"From scrofula to 'despised love,'" added Pistasch. He knew the famous prescription well, and knew, too, that it was the basis of one of Fräulein Klette's numerous financial manœ uvres.

"It really is an extraordinary remedy, Wjera, and it would do you good, too, Mimi;--it would be the very thing for Zinka I am sure," Fräulein Klette rattled on. "I have wrought wonders with it. Do let me have a few bottles of it put up for you."

"You needn't take that trouble, Carolin," said Pistasch maliciously, "I have two or three quarts of your specific on hand, and it will give me pleasure to supply the ladies."

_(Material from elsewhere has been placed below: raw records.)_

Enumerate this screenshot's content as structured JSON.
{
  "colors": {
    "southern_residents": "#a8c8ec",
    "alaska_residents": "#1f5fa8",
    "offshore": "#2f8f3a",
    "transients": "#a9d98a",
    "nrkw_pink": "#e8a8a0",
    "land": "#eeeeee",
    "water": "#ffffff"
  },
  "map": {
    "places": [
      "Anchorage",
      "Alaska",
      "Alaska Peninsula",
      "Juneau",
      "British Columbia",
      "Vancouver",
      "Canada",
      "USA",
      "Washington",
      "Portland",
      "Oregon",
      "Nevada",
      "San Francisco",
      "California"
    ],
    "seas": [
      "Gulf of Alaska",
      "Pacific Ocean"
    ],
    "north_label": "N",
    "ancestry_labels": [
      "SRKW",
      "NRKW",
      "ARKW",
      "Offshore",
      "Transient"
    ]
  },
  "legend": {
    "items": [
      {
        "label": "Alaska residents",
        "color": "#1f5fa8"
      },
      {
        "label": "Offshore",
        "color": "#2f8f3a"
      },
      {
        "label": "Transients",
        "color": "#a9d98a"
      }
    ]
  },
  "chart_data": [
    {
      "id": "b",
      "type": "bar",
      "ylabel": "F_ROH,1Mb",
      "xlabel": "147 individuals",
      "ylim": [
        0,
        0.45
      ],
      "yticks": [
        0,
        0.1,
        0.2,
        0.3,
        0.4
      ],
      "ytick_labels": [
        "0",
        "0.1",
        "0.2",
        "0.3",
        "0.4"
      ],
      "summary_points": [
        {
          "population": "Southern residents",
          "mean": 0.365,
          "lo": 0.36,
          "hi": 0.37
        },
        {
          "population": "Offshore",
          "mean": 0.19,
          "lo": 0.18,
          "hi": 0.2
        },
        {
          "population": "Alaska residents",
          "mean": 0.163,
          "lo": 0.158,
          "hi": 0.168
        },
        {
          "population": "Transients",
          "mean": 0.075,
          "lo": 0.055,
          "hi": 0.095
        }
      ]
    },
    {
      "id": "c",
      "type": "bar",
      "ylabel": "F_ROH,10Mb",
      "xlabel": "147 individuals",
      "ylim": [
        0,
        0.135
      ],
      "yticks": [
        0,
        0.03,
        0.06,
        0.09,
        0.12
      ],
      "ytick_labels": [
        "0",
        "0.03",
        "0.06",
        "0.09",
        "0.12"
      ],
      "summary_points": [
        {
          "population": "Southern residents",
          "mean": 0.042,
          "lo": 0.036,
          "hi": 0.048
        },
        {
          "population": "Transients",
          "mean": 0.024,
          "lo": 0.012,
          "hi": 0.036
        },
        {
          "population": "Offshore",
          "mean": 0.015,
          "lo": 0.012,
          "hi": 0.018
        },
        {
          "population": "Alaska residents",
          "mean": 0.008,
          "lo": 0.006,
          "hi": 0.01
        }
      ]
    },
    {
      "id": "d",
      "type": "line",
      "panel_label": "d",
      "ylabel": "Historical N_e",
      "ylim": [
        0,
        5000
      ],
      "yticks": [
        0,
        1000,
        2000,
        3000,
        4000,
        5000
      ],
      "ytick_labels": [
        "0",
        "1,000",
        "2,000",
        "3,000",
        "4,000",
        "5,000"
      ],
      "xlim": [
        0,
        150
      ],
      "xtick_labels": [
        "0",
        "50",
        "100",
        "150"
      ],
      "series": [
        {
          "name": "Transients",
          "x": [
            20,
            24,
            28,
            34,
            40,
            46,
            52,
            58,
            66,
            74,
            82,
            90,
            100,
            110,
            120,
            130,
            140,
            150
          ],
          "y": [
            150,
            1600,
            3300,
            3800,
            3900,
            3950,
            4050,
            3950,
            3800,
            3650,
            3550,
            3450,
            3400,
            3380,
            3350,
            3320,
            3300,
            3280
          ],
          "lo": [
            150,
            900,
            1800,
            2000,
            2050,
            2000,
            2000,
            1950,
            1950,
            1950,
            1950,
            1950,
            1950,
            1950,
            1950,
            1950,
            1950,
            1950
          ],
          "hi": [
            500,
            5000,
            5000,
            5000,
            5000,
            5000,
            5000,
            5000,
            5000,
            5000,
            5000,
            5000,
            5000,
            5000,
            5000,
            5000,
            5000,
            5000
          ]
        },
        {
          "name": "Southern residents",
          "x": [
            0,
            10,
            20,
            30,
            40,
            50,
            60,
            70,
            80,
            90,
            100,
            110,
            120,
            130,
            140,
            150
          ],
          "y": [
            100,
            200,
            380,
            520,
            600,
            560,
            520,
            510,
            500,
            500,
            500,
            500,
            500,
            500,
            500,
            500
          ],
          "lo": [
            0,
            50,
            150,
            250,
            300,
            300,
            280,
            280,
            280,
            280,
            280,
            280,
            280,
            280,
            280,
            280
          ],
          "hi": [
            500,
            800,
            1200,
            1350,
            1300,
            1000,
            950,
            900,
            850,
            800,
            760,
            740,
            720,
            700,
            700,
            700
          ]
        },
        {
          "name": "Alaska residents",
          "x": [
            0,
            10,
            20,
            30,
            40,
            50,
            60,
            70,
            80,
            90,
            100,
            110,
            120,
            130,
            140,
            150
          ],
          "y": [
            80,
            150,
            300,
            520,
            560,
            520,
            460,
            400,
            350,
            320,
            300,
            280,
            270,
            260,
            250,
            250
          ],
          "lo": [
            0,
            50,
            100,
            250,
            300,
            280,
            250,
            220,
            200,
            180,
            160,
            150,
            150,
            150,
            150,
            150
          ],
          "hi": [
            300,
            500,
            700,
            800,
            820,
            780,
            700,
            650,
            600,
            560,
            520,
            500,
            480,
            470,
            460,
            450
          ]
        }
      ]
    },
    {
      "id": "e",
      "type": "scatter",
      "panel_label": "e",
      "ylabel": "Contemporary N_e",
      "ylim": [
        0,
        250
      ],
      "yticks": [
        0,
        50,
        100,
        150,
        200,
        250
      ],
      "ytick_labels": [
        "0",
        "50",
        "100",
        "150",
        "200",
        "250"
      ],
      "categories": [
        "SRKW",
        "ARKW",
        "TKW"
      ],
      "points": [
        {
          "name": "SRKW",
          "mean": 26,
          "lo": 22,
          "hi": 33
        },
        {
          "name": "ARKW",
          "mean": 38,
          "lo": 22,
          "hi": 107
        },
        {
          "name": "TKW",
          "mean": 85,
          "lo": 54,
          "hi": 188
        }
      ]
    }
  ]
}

"As you please, I do not insist," said the Fräulein chagrined; whereupon she drew from her reticule the famous negro's head and with great energy and a very long thread began to embroider a sulphurous gleam on his ebony nose.

CHAPTER V.

The fierce heat of the day is over, the rays of the westering sun cast mildly gleaming bands of gold here and there amid the pleasing confusion of furniture in the drawing-room, where both coverings and hangings of Flemish stuff made the prevailing colour a dim, cool green.

The world forgetting, the betrothed pair were standing by a little table whereon was a large, blue Sèvres vase, filled with crimson Jacqueminot roses, a vase, whereof the depressing shape was that of a funeral urn, and whereof the decorations were after the pedantic taste of the first Empire, with medallions of gaudy flowers upon a dark-blue surface. Oswald and Gabrielle had just agreed in declaring the vase almost as hideous as the pretentious monstrosity placed in the library of the Vatican as a memorial of Napoleonic generosity.

"Mamma's Russian relatives have a positive passion for blue Sèvres vases, and green malachite table tops upon gilded tripods," said Oswald, "but one cannot throw a well-meant gift out of doors!"

And then they went on to talk of the future, of their wedding-trip which was to be to the East, and to laugh over certain events of the first days of their young affection, in that fair spring-time in Paris. Suddenly Gabrielle interrupted their talk with "Now you are yourself again, but at dinner you looked so cross, I was absolutely afraid of you!"

"Oh, you foolish little girl, how could you be afraid of me?"